Nun könnte man die hier vorgestellten Gedanken als polemisch zugespitzten Kulturpessimismus abweisen. Doch es geht hier nicht darum, wieder einmal die Hymne des Verlusts von so etwas wie „Underground“ anzustimmen. Es geht um ganz spezifische Formen von spektakulären Veranstaltungen, in denen mit einem Mix aus frei flottierenden Theorieversatzstücken, Überresten von Konzeptkunst und bestimmten Formen des Theater-Happenings eine kulturelle Kritik des Neoliberalismus suggeriert wird, die aber letztlich eine Proliferation der neoliberalen Verhältnisse betreiben. Insofern geht es keineswegs um Pessimismus, sondern um eine Auseinandersetzung mit dieser gefräßigen Kulturmaschine – und damit auch um einen Streit mit der Rolle der Kultur im derzeitigen Kapitalismus.

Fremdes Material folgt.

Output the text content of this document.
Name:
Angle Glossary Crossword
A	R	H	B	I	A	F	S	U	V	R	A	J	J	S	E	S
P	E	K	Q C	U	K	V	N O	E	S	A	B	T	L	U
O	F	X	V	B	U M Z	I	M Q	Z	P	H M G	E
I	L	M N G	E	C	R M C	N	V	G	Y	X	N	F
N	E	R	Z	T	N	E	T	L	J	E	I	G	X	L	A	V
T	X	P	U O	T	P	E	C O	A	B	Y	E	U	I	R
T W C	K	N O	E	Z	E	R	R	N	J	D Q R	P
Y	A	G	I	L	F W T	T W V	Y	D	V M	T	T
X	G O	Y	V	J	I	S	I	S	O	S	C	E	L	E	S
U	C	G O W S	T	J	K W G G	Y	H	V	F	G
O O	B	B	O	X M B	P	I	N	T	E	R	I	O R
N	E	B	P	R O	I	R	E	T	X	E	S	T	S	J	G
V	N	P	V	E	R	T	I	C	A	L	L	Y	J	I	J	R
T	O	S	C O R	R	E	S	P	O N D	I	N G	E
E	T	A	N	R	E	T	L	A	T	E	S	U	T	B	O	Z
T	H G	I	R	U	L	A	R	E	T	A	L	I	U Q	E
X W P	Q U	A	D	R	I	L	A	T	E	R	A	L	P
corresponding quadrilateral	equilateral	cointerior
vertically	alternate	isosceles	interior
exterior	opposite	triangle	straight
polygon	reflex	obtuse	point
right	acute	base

Das ist zweifellos schwierig, vor allem für die Beteiligten. Doch ist es notwendig, dass die kritische Stoßrichtung der grassierenden politischen Kulturveranstaltungen hinter deren Kulissen getragen wird. Tatsächlich braucht man heute für den Protest die Veranstaltung gar nicht mehr zu verlassen: Man kann dableiben und gegen die neoliberalen Arbeitsverhältnisse im Hintergrund demonstrieren – und gegen deren erstaunliche Unsichtbarkeit.